The key components that separate the quattro from the rest of the AWD systems requires a surprisingly simple explanation. First, we start at the intention and goal that preceded the development process - specifically, the engineers were aiming to construct a sports car with all-wheel drive that could function without a traditional transfer box - a design that would result in heavier vehicles and make for difficult driving in higher-speed conditions. Inside an engine the differential is the part that enables the engine's torque to be distributed to each wheel if they are turning at different velocities. In relatively normal conditions the differential would be mounted on each of the vehicle's driven axle - and this is where the quattro's design changes - rather than having one on each of the driven axles the quattro's differential is mounted directly within the gearbox and connects both axles, detecting slips or movement irregularities and matching with a variable split of torque to react to nearly any road condition. This enables a split in torque ratio of 50:50 to the front and rear and improved stability.
Not only is the quattro system more effective, it's also much lighter than differentials on other vehicles. The beauty of what Audi's built can be summarized when looking at models like the R8 where the engine is situated behind the driver - sitting at the back it sends torque through a Torsen differential with the system offering as much as a 15:85 split which, as you probably guessed - makes this one powerful, speedy car.
Now we come to transverse engine Audis - which use a slightly different quattro system where the engine is mounted sideways and utilizes a Haldex four-wheel drive system.

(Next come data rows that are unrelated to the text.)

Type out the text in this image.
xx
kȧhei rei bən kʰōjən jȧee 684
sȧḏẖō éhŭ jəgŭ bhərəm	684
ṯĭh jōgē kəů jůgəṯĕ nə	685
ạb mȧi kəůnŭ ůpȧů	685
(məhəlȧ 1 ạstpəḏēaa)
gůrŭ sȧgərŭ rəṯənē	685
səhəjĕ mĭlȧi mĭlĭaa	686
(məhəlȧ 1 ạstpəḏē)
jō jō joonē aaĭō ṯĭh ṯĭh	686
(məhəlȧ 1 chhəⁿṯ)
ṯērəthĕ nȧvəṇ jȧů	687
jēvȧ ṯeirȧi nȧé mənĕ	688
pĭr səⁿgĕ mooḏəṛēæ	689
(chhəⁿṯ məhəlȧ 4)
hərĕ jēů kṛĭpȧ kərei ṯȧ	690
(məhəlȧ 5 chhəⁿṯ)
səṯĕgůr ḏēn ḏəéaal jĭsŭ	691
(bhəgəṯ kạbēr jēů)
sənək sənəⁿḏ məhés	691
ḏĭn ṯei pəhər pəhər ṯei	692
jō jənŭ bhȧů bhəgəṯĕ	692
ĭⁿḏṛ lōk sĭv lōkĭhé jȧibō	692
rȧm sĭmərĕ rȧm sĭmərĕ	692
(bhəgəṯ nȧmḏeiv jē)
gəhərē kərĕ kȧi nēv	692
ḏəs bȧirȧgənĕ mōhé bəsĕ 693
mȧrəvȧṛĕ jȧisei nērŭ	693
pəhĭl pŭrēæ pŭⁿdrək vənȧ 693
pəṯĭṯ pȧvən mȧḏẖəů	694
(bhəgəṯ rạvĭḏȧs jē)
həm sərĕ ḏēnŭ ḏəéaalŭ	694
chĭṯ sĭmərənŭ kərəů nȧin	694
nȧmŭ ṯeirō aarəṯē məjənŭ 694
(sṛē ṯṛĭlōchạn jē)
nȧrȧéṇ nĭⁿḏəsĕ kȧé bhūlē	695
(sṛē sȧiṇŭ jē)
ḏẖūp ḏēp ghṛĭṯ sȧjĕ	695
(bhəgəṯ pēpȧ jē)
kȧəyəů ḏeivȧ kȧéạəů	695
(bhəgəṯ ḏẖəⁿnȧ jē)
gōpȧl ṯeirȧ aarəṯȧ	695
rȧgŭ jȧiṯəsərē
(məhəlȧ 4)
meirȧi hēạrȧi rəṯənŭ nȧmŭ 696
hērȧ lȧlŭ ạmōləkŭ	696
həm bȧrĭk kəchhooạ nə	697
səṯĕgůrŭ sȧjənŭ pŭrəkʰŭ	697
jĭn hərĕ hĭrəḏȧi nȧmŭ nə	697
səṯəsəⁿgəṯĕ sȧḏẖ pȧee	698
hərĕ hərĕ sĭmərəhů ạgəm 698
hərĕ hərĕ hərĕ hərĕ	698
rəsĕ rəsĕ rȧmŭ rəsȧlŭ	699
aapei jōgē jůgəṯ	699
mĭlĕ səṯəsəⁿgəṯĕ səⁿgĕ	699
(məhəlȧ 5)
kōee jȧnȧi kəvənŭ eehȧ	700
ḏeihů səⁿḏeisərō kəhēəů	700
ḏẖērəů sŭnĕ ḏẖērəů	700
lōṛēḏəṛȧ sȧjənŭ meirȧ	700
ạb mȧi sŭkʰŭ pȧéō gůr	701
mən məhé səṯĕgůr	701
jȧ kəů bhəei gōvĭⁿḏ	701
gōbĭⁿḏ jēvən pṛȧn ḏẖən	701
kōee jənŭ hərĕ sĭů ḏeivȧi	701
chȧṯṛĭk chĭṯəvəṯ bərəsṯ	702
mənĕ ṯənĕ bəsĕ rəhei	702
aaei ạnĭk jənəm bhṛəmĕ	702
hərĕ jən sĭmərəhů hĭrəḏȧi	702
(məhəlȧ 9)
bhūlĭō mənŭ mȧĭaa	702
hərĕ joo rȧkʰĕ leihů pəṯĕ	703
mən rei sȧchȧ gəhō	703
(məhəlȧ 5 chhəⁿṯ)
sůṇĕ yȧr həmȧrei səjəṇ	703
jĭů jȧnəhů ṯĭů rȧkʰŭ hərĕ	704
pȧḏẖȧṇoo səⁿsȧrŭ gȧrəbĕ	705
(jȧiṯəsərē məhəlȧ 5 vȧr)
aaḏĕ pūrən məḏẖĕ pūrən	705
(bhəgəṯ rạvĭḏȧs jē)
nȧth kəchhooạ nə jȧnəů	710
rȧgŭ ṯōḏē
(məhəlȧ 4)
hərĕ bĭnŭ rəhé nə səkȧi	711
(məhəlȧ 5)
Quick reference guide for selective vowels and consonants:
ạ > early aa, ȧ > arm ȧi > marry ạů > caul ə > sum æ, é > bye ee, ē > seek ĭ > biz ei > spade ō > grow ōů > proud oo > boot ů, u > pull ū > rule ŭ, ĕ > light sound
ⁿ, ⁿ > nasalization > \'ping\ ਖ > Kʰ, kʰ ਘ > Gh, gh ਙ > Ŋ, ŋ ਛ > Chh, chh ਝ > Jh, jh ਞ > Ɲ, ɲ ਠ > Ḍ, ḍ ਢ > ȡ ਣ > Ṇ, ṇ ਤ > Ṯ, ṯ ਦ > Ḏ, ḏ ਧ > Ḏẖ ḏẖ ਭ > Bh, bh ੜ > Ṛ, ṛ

The difference here comes down to the Haldex and the fact that it can clutch if it detects a slip in the front axle, diverting as much as 100 percent of the torque to the rear.
Introduced in the 1980s in a period that came a little after the 'torque cars' - the four wheel drive quattro system, in its concept form, has existed since the Second World War - following the 1980 release and praise, Audi has since improved on the system - first with a 1987 addition that replaced the manually-locking centre differential with a torque sensing module - Torsen - and has continued to be updated reaching its current sixth generation in 2010. This replaced the Torsen Type "C" with a new Audi-developed featured called the "Crown Gear" differential - this allows up to 70 percent of the torque to be applied to the front wheels with up to 85 percent being available to the rear wheels when and if necessary. It has since been adopted on the A7, A6, and A8 models.